C'è un unico universo.



Catalogare le cose è un gioco della mente. Un’illusione di ordine che ci raccontiamo per addomesticare il caos. È come scorrere con lo sguardo una di quelle opere di Escher: scale che salgono e scendono in un continuo paradosso, porte che si aprono verso stanze che non esistono. I pensieri si aggrovigliano, intrappolati in questi labirinti.

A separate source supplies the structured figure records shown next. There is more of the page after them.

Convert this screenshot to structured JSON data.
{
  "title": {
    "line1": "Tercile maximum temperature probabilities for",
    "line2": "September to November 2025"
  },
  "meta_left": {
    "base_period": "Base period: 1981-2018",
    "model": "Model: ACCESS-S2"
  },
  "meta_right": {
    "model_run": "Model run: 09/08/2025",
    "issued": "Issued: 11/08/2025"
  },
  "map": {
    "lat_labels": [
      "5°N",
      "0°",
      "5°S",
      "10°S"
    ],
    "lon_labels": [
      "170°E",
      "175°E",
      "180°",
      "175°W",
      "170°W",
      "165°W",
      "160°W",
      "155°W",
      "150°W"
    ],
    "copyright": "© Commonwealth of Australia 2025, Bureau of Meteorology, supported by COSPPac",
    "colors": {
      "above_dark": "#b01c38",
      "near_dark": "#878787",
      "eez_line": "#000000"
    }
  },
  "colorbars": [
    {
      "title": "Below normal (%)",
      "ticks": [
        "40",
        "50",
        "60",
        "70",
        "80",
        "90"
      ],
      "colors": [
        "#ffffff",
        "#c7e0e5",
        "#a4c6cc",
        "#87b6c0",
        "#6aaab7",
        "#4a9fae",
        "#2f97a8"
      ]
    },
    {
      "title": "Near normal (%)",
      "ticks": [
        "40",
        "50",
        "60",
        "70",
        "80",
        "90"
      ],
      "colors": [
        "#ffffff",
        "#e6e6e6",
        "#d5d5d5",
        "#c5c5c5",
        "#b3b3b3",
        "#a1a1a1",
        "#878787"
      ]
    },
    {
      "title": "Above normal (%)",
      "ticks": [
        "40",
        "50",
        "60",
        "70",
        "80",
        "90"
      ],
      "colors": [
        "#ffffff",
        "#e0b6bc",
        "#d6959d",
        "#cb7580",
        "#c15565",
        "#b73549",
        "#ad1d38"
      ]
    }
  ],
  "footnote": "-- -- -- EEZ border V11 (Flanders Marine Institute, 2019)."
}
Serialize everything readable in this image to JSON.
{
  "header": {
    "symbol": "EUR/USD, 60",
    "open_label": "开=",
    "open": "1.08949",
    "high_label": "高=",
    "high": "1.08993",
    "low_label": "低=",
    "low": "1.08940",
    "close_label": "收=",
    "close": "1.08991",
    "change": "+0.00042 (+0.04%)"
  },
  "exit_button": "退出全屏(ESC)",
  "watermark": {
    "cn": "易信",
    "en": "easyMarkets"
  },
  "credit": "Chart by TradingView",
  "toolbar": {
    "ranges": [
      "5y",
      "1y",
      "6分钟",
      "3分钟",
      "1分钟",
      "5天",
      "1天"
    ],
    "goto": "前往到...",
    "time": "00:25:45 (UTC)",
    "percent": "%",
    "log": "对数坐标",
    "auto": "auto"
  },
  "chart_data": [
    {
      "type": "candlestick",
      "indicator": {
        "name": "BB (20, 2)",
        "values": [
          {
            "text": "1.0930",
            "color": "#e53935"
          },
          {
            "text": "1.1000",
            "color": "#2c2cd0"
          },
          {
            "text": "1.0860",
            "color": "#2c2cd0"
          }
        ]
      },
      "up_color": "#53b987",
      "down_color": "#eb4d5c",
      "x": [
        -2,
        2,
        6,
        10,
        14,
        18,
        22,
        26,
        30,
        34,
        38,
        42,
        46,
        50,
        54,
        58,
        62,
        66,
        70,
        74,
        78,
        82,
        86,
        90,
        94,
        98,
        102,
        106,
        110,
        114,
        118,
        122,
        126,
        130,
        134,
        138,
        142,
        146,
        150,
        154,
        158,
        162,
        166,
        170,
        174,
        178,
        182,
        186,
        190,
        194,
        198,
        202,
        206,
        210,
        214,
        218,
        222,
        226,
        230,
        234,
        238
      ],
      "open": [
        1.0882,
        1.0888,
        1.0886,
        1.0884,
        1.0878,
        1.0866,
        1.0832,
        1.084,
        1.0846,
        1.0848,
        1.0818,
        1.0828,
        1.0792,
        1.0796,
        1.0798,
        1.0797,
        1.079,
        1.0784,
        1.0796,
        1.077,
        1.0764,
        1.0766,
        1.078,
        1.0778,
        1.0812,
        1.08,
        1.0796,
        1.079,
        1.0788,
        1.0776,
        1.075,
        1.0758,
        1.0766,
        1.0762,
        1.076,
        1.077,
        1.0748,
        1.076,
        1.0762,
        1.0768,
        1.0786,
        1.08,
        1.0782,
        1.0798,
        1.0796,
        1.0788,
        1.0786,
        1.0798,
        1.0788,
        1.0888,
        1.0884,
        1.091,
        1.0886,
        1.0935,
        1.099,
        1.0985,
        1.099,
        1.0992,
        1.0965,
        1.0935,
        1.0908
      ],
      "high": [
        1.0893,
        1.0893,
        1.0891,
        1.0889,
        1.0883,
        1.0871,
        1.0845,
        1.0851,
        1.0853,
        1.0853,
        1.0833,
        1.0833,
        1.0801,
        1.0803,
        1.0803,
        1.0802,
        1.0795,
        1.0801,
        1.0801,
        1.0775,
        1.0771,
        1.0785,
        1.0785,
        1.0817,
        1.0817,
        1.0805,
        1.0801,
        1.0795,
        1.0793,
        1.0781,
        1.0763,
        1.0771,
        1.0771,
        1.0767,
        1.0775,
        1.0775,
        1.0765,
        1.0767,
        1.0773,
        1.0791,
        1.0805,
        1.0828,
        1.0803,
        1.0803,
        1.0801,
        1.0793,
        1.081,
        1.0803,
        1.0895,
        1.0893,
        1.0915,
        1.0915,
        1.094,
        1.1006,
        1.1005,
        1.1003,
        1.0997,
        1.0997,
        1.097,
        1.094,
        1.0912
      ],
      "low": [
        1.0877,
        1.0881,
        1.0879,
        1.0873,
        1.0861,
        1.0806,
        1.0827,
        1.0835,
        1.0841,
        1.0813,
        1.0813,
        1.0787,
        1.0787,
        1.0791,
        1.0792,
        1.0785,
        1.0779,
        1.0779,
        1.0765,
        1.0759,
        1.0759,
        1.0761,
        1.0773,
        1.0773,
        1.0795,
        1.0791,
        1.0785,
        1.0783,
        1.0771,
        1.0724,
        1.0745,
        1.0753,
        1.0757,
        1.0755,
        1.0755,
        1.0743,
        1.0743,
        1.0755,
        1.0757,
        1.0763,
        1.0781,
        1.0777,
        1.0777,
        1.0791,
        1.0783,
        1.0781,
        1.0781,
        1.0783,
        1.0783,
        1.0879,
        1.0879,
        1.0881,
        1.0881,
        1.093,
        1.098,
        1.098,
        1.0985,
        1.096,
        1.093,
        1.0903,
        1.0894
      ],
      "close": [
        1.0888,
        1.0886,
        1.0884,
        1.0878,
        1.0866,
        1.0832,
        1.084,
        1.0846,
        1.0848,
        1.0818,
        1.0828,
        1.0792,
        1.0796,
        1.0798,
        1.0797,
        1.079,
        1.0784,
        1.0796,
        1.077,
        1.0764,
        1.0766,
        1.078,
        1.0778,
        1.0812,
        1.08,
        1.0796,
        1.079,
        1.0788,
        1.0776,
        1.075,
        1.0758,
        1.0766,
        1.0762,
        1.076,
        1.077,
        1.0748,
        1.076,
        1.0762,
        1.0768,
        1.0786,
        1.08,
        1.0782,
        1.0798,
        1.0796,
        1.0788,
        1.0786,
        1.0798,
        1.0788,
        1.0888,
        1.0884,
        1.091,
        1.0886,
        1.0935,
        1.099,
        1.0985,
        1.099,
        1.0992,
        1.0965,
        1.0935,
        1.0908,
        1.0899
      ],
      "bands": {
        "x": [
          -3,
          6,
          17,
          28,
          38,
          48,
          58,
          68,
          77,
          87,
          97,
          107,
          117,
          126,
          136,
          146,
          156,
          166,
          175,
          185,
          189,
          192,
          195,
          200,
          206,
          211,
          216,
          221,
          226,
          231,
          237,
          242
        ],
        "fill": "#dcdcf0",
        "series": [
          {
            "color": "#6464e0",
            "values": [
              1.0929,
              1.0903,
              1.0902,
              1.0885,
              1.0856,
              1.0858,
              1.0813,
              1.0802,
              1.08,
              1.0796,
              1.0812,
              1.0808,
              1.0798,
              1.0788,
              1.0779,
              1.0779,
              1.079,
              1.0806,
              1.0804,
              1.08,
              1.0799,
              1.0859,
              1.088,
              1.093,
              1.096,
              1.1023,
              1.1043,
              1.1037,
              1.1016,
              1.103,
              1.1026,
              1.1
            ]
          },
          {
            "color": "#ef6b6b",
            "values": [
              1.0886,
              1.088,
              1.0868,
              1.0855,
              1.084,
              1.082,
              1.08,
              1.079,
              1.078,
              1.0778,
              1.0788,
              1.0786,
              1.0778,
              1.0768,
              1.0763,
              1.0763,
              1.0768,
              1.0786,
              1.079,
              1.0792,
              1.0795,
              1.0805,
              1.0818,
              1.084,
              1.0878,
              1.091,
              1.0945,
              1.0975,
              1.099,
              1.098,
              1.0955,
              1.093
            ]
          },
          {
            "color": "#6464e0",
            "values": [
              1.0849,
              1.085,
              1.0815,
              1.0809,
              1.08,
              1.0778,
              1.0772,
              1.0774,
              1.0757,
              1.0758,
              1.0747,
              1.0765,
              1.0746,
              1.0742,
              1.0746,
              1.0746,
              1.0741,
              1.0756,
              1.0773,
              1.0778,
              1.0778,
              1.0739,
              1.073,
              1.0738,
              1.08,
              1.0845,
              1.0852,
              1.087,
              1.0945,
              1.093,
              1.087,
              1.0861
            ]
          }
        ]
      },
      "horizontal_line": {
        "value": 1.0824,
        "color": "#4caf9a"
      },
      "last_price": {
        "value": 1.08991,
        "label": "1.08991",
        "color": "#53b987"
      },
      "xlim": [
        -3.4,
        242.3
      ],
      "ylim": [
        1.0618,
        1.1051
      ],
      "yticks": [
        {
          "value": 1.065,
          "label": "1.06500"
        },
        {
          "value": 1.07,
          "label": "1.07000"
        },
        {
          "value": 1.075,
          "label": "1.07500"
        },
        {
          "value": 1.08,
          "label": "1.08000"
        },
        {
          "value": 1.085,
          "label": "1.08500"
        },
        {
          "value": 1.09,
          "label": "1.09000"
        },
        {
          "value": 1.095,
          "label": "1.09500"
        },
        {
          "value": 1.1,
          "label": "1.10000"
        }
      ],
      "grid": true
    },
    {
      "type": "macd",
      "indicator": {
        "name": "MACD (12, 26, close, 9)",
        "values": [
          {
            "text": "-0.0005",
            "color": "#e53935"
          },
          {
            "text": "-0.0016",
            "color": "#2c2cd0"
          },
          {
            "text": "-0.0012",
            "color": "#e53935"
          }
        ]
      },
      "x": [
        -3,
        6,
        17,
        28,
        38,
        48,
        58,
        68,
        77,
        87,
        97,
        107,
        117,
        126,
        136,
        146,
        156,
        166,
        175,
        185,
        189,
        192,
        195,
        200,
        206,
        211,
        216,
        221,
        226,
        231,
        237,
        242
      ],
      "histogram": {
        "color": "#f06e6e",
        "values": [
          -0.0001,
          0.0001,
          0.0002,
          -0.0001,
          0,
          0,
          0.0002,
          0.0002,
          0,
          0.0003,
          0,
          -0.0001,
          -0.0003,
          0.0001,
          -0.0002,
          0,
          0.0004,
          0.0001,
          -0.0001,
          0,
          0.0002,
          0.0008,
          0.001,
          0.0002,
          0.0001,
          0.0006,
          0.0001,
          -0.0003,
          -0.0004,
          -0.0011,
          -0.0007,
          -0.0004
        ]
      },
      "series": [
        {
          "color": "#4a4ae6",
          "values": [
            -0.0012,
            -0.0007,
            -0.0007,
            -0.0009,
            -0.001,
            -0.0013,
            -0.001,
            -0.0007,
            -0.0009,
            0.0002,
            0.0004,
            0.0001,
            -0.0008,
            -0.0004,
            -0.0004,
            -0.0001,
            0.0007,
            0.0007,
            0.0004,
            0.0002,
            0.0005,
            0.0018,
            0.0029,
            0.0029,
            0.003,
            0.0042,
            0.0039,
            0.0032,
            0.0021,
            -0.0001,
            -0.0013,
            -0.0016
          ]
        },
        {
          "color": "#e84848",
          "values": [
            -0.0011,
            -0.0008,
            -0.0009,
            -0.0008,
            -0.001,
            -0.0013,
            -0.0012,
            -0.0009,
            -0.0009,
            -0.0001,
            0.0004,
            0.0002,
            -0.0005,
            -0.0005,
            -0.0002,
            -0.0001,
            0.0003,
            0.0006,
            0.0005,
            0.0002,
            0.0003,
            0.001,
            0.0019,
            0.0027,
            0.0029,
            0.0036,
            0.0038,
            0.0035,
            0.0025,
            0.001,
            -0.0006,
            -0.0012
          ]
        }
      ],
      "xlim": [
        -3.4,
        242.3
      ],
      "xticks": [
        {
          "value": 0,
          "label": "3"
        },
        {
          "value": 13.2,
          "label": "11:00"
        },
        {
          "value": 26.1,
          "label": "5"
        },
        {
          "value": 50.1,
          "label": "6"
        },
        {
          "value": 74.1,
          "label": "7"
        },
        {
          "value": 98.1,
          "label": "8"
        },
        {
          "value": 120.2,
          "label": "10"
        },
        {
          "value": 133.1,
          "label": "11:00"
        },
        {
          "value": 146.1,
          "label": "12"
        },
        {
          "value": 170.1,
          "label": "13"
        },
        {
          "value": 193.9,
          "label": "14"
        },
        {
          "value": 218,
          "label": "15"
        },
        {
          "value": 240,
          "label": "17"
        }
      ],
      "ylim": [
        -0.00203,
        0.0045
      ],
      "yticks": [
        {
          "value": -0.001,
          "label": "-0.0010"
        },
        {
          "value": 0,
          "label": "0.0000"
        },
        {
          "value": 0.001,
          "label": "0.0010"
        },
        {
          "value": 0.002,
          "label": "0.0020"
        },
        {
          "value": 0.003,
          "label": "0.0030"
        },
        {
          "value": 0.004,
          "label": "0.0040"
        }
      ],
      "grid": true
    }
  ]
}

E noi? Noi ci illudiamo di possedere le chiavi per capire, per distinguere, per separare ciò che è da ciò che non è. Eppure, nel profondo, sappiamo che c’è un unico universo. Un’unica tela intrecciata, unitaria e indivisibile. Tutto ciò che crediamo di sezionare non è che un frammento dello stesso disegno.

Per anni ho provato a mettere etichette. A dare un nome alle emozioni, ai successi, alle paure, ai fallimenti. Felicità, tristezza, amore, rabbia: come se bastasse uno schema a contenere l’immensità di ciò che vive dentro di noi. Ma più lo facevo, più mi sentivo come un architetto senza fondamenta, intento a costruire ponti sull’aria. Ho capito poi che non c’è un “dentro” e un “fuori”. Non ci sono compartimenti stagni: c’è solo un fluire, un intreccio, un unico fiume.

Con il tempo, ho imparato a portarmi dentro la felicità. Non quella che ci viene insegnata, che va ricercata, inseguita o costruita. Ma quella che emerge nel silenzio, quando accetti che ogni cosa è già qui, che tutto è già completo. È una consapevolezza sottile, come il profumo di un fiore invisibile. La felicità non si trova al di fuori di noi, e non è nemmeno una destinazione. È un riflesso, come la luce della luna sull’acqua.

E poi c’è quel talento che solo noi umani possediamo, forse il più raffinato, forse il più ipocrita: raccontarci storie per sopravvivere. Sì, siamo maestri dell’ipocrisia. Non quella volgare, bensì quella profonda e creativa. Ci mentiamo, e lo facciamo con arte. Inventiamo significati per sopportare il vuoto, disegniamo confini dove non ci sono. Ma forse è proprio questa capacità che ci rende straordinari: la nostra ipocrisia ci salva, perché trasforma il caos in poesia. Ci permette di trovare bellezza anche nel groviglio.

Questa pagina che scrivo, queste righe che fermo qui, sono anch’esse parte di questa illusione. Cerco di dare forma all’informe, parole al silenzio. Eppure, non posso fare altrimenti: sono un frammento che parla di un tutto, un piccolo specchio che riflette un universo intero.

E allora accetto. Accetto il paradosso, il disordine, il gioco. C’è un unico universo, ed è al tempo stesso ordine e caos. È scale di Escher e cielo stellato. E io sono qui, in mezzo a tutto questo, un nodo in una trama infinita.